A Marseille, l’attaque fait bondir l’intéressée, référente départementale LRM. « C’est une manœuvre grossière d’un candidat, dénonce-t-elle. Je garde toute ma confiance en mon suppléant qui a fait la campagne présidentielle avec nous. » Souhaitant « porter plainte pour propos diffamatoires », Mme Versini devait tenir une conférence de presse mardi 30 mai pour dénoncer « des pratiques antidémocratiques » dont elle estime être victime.

Joint par Le Monde, Saïd Ousmane Diallo assure, lui, « n’avoir jamais proféré aucune menace, ni n’avoir été interrogé par la police à ce sujet ». « J’ai un contentieux politique avec M. Mennucci depuis 2012, mais c’est plutôt moi qui ai porté plainte contre lui pour avoir enregistré une conversation à mon insu », précise cet ancien du PS marseillais.

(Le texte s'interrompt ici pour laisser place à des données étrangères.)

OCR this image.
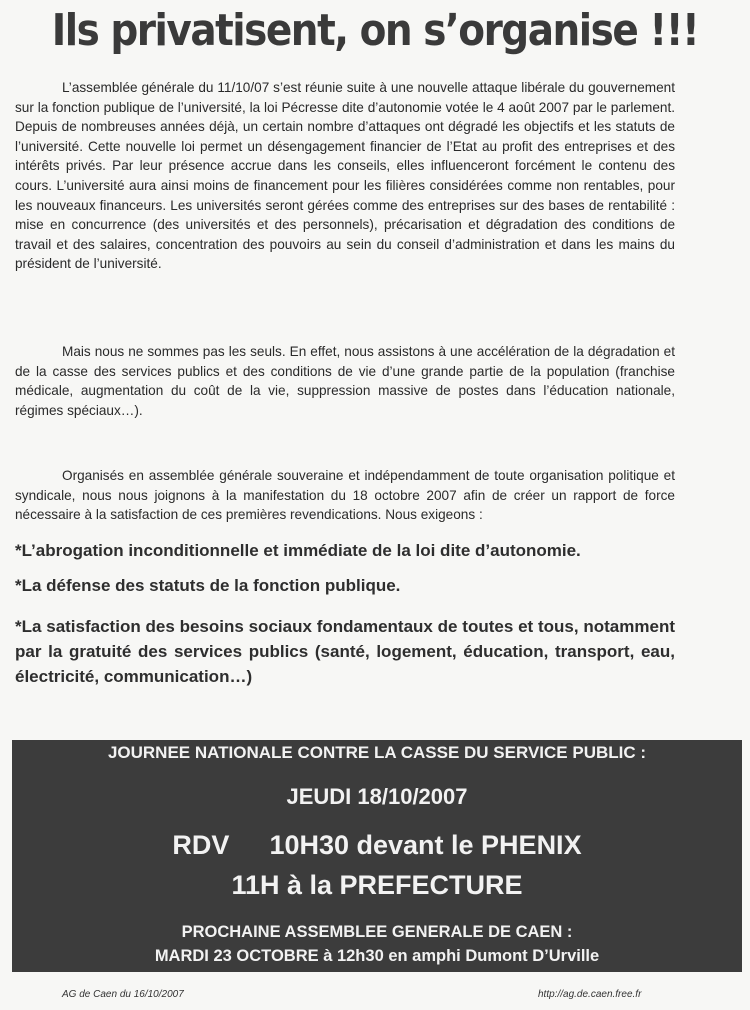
Ils privatisent, on s’organise !!!

L’assemblée générale du 11/10/07 s’est réunie suite à une nouvelle attaque libérale du gouvernement sur la fonction publique de l’université, la loi Pécresse dite d’autonomie votée le 4 août 2007 par le parlement. Depuis de nombreuses années déjà, un certain nombre d’attaques ont dégradé les objectifs et les statuts de l’université. Cette nouvelle loi permet un désengagement financier de l’Etat au profit des entreprises et des intérêts privés. Par leur présence accrue dans les conseils, elles influenceront forcément le contenu des cours. L’université aura ainsi moins de financement pour les filières considérées comme non rentables, pour les nouveaux financeurs. Les universités seront gérées comme des entreprises sur des bases de rentabilité : mise en concurrence (des universités et des personnels), précarisation et dégradation des conditions de travail et des salaires, concentration des pouvoirs au sein du conseil d’administration et dans les mains du président de l’université.

Mais nous ne sommes pas les seuls. En effet, nous assistons à une accélération de la dégradation et de la casse des services publics et des conditions de vie d’une grande partie de la population (franchise médicale, augmentation du coût de la vie, suppression massive de postes dans l’éducation nationale, régimes spéciaux…).

Organisés en assemblée générale souveraine et indépendamment de toute organisation politique et syndicale, nous nous joignons à la manifestation du 18 octobre 2007 afin de créer un rapport de force nécessaire à la satisfaction de ces premières revendications. Nous exigeons :

*L’abrogation inconditionnelle et immédiate de la loi dite d’autonomie.

*La défense des statuts de la fonction publique.

*La satisfaction des besoins sociaux fondamentaux de toutes et tous, notamment par la gratuité des services publics (santé, logement, éducation, transport, eau, électricité, communication…)

JOURNEE NATIONALE CONTRE LA CASSE DU SERVICE PUBLIC :
JEUDI 18/10/2007
RDV 10H30 devant le PHENIX
11H à la PREFECTURE
PROCHAINE ASSEMBLEE GENERALE DE CAEN :
MARDI 23 OCTOBRE à 12h30 en amphi Dumont D’Urville
AG de Caen du 16/10/2007	http://ag.de.caen.free.fr
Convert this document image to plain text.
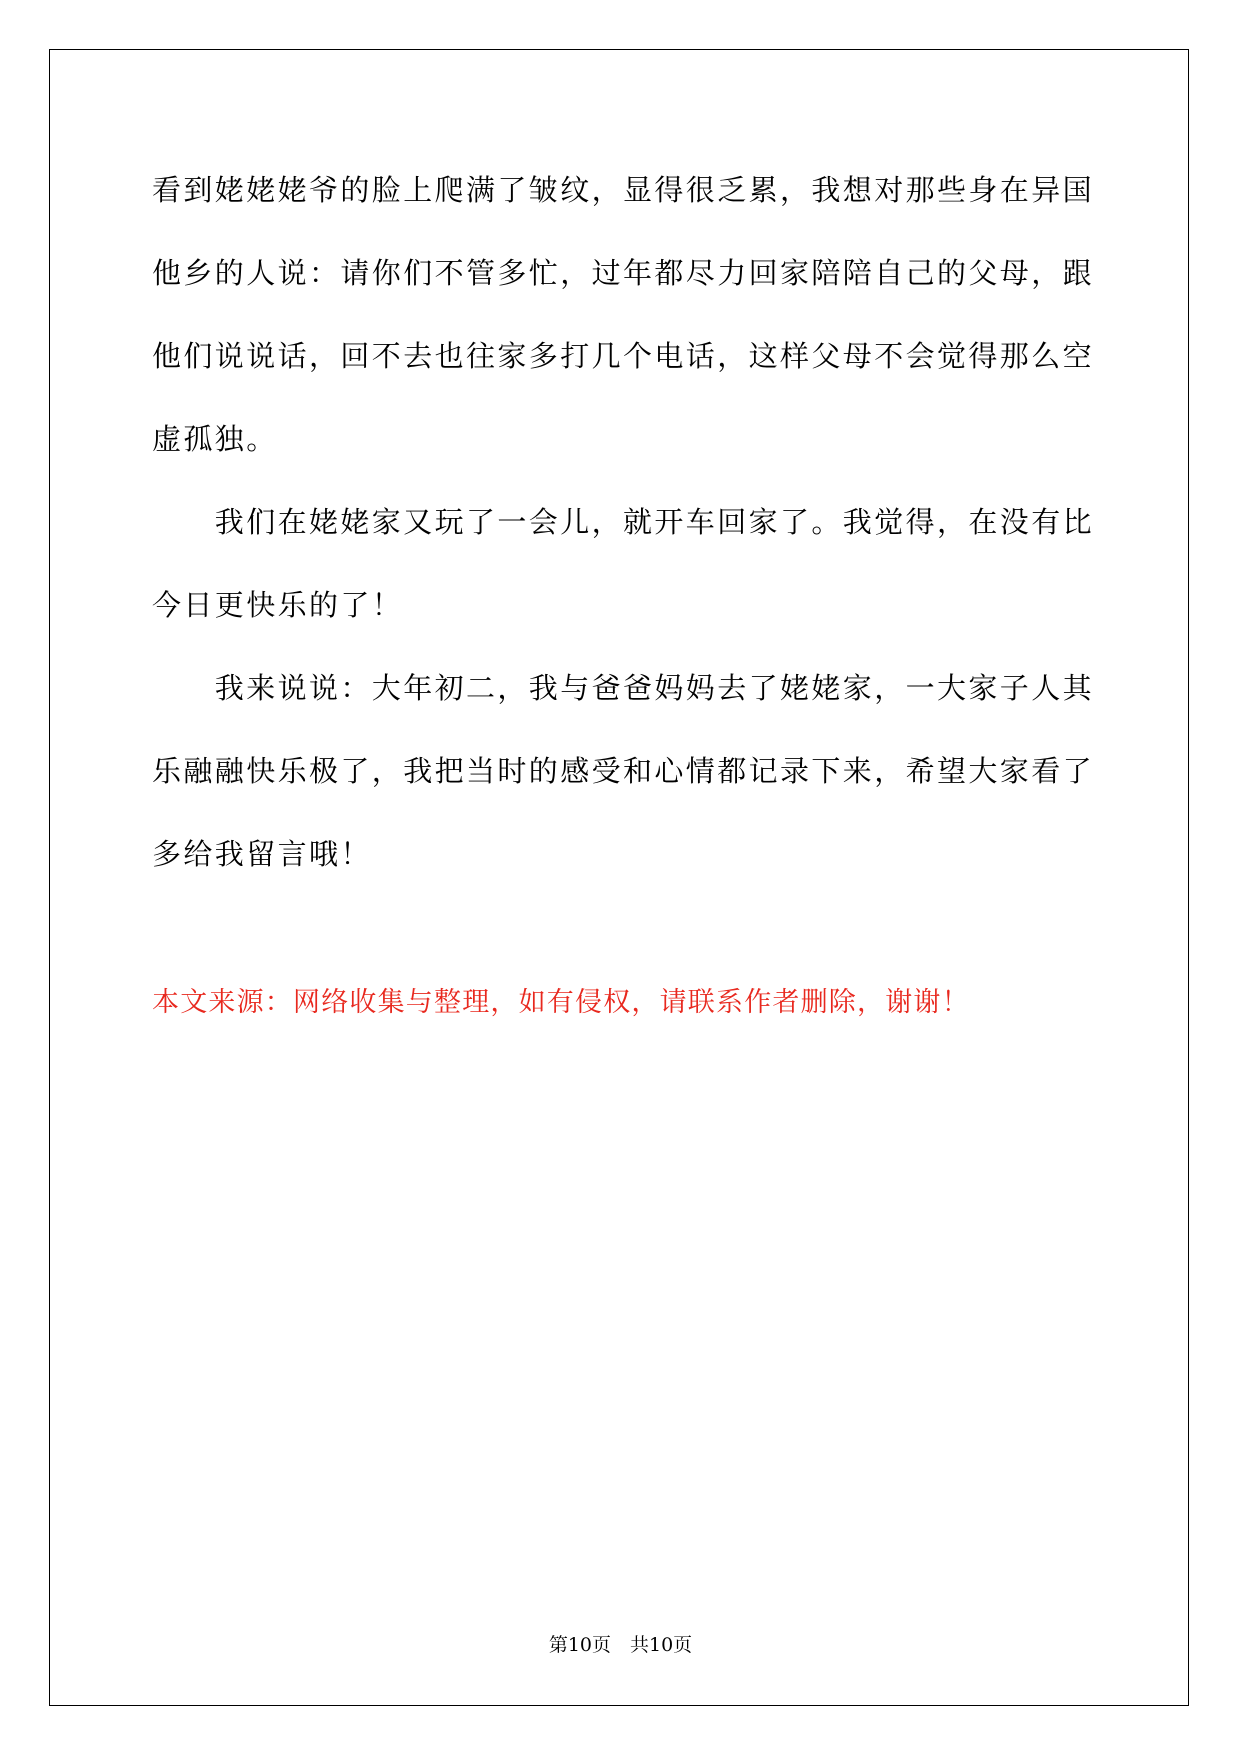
看到姥姥姥爷的脸上爬满了皱纹，显得很乏累，我想对那些身在异国
他乡的人说：请你们不管多忙，过年都尽力回家陪陪自己的父母，跟
他们说说话，回不去也往家多打几个电话，这样父母不会觉得那么空
虚孤独。
　　我们在姥姥家又玩了一会儿，就开车回家了。我觉得，在没有比
今日更快乐的了！
　　我来说说：大年初二，我与爸爸妈妈去了姥姥家，一大家子人其
乐融融快乐极了，我把当时的感受和心情都记录下来，希望大家看了
多给我留言哦！
本文来源：网络收集与整理，如有侵权，请联系作者删除，谢谢！
第10页　共10页
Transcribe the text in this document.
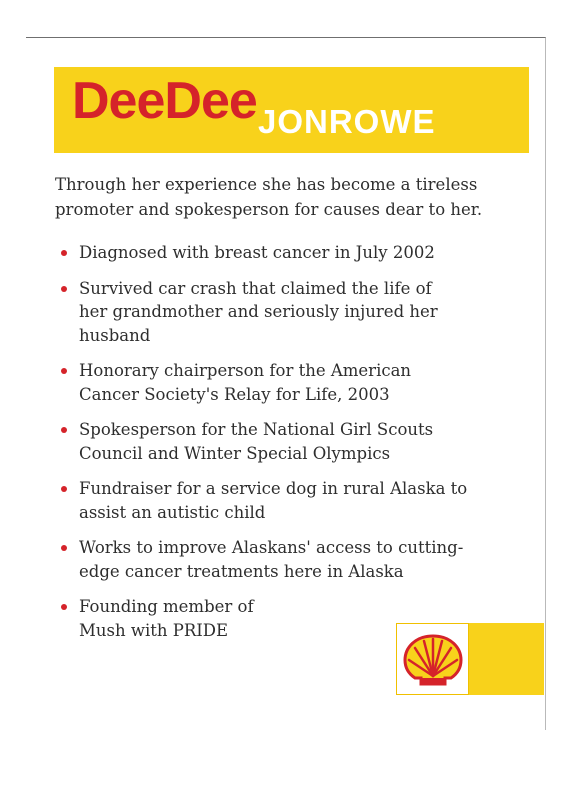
DeeDee JONROWE
Through her experience she has become a tireless promoter and spokesperson for causes dear to her.
Diagnosed with breast cancer in July 2002
Survived car crash that claimed the life of her grandmother and seriously injured her husband
Honorary chairperson for the American Cancer Society's Relay for Life, 2003
Spokesperson for the National Girl Scouts Council and Winter Special Olympics
Fundraiser for a service dog in rural Alaska to assist an autistic child
Works to improve Alaskans' access to cutting-edge cancer treatments here in Alaska
Founding member of Mush with PRIDE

La conversation en question était jusqu’alors restée très confidentielle. Elle a été utilisée en 2012 par Patrick Mennucci devant le Conseil constitutionnel pour se défendre, avec succès, contre les recours déposés contre lui en 2012. Elle est également contenue dans un document rendu partiellement public lundi, par l’équipe du député. Il s’agit du « rapport de synthèse » d’une enquête préliminaire adressé le 13 mars 2013 au procureur adjoint de Marseille par la Sûreté départementale des Bouches-du-Rhône.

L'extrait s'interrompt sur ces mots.